The other respondent witness, Sr Elena, said that corporal punishment was necessary at times. Corporal punishment was also a deterrent against bad behaviour: with the threat of punishment, the pupils were more likely to co-operate and behave in class. She admitted that she used corporal punishment in the class by slapping with a cane or ruler. She claimed that she was strict but fair, and worked in the best interests of furthering the education of the children. To this end, she agreed that discipline and corporal punishment were part of the regime and necessary. In evidence, she stated: ... They appreciated discipline in the class very, very much and they worked very favourably with me and we got on. There was a good rapport between us, even though I was strict, but they knew I worked for their good and that was my one aim, to help every child as possibly best I could.
However, she disputed that corporal punishment was something that was used on a daily basis. She said she had noticed a cane one day: and I said I will bring in this today, and if they see it in my hand it might keep them a bit quiet, they will sit down. They will know that I am on high today.
Further, she acknowledged that she treated the industrial school children differently: I know you would have to be strict, very strict with them because learning and school and books wasn’t their forte.
Sr Elena also admitted that she was exacting in her standards in the classroom, particularly with regard to homework, and if children did not have their homework done she would give them ‘a smack now and again’. She acknowledged that she was more exacting with the children from the Industrial School.
This evidence confirmed Sr Casey’s impression from her own recollection of national school that industrial school children were treated more harshly.
Thirteen witness statements were furnished to the Investigation Committee on behalf of the Sisters of Mercy. These 13 statements were from nuns who had taught in the primary school. Each of them stated that corporal punishment was used in the School but it was not ‘in any way constant or excessive’. All of their statements repeated the words: corporal punishment was used only as correction for misbehaviour.
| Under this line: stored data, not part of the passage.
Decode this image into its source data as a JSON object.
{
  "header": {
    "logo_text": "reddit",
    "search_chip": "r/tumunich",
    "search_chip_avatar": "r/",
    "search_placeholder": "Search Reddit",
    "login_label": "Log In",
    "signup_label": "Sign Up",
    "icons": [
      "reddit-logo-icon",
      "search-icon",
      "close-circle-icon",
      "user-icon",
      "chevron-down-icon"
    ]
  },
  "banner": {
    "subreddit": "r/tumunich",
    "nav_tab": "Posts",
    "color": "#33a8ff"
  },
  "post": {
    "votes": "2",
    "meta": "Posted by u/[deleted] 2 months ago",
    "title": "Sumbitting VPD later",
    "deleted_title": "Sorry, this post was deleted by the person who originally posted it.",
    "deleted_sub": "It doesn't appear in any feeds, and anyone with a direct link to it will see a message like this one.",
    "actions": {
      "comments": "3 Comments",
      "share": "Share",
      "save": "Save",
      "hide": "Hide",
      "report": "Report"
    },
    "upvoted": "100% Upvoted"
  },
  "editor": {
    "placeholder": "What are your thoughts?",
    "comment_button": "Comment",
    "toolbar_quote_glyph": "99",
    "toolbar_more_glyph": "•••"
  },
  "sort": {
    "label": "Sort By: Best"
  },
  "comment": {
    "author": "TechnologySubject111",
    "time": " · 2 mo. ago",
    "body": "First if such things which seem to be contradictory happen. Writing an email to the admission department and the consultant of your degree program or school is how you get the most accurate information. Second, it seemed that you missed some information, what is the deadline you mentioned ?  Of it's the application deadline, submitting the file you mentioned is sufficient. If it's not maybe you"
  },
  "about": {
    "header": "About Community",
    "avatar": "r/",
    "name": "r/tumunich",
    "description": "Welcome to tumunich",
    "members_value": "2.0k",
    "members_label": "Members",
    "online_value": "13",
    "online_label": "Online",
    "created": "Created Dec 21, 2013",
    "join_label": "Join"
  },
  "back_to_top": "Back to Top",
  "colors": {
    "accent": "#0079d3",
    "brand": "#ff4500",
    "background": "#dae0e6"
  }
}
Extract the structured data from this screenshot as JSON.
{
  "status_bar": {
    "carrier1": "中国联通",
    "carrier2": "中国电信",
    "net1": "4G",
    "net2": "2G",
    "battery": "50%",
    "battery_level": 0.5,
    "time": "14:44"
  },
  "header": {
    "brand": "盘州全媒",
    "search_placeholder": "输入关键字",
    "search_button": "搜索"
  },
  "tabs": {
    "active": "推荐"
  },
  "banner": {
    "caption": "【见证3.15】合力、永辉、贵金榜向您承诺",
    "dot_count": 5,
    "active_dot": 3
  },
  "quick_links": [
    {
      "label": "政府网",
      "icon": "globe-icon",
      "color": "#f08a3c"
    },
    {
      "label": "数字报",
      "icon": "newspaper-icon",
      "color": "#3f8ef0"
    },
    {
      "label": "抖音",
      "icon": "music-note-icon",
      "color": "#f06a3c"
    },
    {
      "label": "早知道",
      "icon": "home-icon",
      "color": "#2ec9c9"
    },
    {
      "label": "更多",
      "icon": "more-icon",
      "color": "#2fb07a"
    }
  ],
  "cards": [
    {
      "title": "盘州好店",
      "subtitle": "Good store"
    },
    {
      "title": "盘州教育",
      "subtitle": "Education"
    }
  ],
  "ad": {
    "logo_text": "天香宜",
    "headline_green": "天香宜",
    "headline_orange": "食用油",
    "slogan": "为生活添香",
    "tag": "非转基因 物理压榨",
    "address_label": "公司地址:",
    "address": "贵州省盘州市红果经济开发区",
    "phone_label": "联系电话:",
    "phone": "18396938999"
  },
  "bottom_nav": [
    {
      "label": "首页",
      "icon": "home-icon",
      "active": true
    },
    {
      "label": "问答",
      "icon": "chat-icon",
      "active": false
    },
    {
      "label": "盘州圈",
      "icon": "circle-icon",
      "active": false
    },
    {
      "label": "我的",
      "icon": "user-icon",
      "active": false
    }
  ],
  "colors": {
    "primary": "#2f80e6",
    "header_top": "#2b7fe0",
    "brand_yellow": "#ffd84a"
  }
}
It was not administered for trivial reasons or for no reason at all.
Four of the 13 Sisters who submitted witness statements were in Newtownforbes serving as postulants in the early 1940s, the time when Dr Anna McCabe was highly critical of the Institution. Yet, each of these nuns claimed that the children were well cared for. It is impossible to reconcile these Sisters’ memories of Newtownforbes with the documented material. The repetition of the words ‘corporal punishment was used only as correction for misbehaviour’ was formulaic and defensive and tended to undermine the independence of the statements.
The witnesses who appeared before the Committee complained of severe physical abuse, including beatings. They claimed that such beatings were administered for bed-wetting, not knowing schoolwork, talking, and other behaviours. Bed-wetting
One witness, Sarah,5 resident in Newtownforbes in the late 1940s to the early 1950s, vividly recalled being hit by a nun around the head for wetting the bed. She said that anyone who wet the bed was punished by a beating with a stick or a slap around the head. The punishment was administered there and then. They were told that they were ‘stupid’ or were called ‘an amadán’ or ‘an eejit’, anything to make them feel ‘degraded’.
One witness, Hannah,6 resident in Newtownforbes from the mid-1940s to the mid-1950s, also recalled getting ‘unmerciful beatings for wetting the bed’. The residents would have to display their wet sheets to the nuns and then they would be beaten.
Sarah recalled being beaten with the side of a ruler on her knuckles for attempting to write with her left hand: I went to pick up a pencil with my left hand and I got the ruler, not the flat of the ruler, the side of the ruler on the back of the hand, on the knuckles to make sure that, you know, you didn’t do that again.